As far as I can tell, the pattern of using BeginWriting() to write past length after SetCapacity() is not documented as a permitted pattern either in the string headers or in https://developer.mozilla.org/en-US/docs/Mozilla/Tech/XPCOM/Guide/Internal_strings .

Since bug 1482828 adds a proper API that avoids useless or cache-unfriendly writes while enabling low-level writes to extend the string in an orderly fashion, I suggest explicitly documenting that writing past mLength via BeginWriting() is not OK.
(In reply to Henri Sivonen (:hsivonen) from comment #0)
> As seen in bug 1482828, we have code that does this:

As seen in bug 1472113, rather.
Comment on attachment 9002691 [details]
Bug 1484668 - Document that writing past mLength code units via BeginWriting() is not OK.

Nathan Froyd [:froydnj] has approved the revision.
Attachment #9002691 - Flags: review+
See Also: → 1486706
Pushed by hsivonen@mozilla.com:
https://hg.mozilla.org/integration/autoland/rev/8fd8a747cd87
Document that writing past mLength code units via BeginWriting() is not OK. r=froydnj
https://hg.mozilla.org/mozilla-central/rev/8fd8a747cd87
Status: ASSIGNED → RESOLVED
Closed: 6 years ago
Resolution: --- → FIXED
Target Milestone: --- → mozilla63
I'm having trouble to understand this change. The whole point of SetCapacity is that it reserves enough memory so that can can append and set length larger.
If the meaning of SetLength changes, how?

I don't anymore know how to create large string in an efficient way, avoid as many allocations as possible. (Allocations are very slow).

+   * If your string is an nsAuto[C]String and you are calling
+   * SetCapacity() with a constant N, please instead declare the
+   * string as nsAuto[C]StringN<N+1> without calling SetCapacity().
That is rather scary suggestion.
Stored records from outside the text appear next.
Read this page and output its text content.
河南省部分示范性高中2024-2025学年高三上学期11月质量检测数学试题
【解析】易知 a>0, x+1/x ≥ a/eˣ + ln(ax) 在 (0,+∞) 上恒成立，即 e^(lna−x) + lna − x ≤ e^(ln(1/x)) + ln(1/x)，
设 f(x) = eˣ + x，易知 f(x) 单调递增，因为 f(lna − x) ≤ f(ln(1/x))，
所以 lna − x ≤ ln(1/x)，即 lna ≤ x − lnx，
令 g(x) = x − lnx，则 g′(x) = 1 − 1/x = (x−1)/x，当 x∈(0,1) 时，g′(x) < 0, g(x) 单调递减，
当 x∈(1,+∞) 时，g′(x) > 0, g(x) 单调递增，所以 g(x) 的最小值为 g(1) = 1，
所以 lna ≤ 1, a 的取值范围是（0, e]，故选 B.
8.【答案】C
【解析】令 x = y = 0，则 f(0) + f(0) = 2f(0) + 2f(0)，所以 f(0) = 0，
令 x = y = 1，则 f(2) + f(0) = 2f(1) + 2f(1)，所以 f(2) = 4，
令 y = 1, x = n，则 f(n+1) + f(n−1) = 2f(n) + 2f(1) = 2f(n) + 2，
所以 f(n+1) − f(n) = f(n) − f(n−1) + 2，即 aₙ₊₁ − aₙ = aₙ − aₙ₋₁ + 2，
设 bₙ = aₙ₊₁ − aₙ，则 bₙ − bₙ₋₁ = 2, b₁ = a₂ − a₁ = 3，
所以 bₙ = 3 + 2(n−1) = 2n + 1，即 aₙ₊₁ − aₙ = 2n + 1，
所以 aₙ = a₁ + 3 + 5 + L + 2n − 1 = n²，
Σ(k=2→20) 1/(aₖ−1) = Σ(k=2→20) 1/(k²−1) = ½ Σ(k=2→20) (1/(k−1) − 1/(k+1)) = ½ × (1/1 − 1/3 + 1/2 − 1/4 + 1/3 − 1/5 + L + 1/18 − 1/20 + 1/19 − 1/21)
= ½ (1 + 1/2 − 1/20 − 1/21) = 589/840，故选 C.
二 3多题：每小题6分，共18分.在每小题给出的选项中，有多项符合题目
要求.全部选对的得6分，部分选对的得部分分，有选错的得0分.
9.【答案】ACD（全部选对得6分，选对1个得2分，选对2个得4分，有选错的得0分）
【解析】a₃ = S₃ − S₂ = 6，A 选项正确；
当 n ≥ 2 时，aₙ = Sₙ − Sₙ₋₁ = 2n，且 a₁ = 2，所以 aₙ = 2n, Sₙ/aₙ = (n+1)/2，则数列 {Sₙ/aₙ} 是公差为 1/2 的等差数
Could use way too much stack space.
(In reply to Olli Pettay [:smaug] from comment #6)
> I'm having trouble to understand this change. The whole point of SetCapacity
> is that it reserves enough memory so that can can append and set length
> larger.

No, the point is to be able to do a sequence of Append()s without reallocation.

> If the meaning of SetLength changes, how?

The change to SetLength() is that it can sometimes reallocate to reduce capacity. (There's a threshold so that it doesn't reallocate from very short to even shorter.)

> I don't anymore know how to create large string in an efficient way, avoid
> as many allocations as possible.

https://groups.google.com/forum/#!topic/mozilla.dev.platform/amMU6GKRIb4 suggests two ways.

> +   * If your string is an nsAuto[C]String and you are calling
> +   * SetCapacity() with a constant N, please instead declare the
> +   * string as nsAuto[C]StringN<N+1> without calling SetCapacity().
> That is rather scary suggestion. Could use way too much stack space.

Do you have a suggestion of a guideline for max size of N for which the above guidance should apply?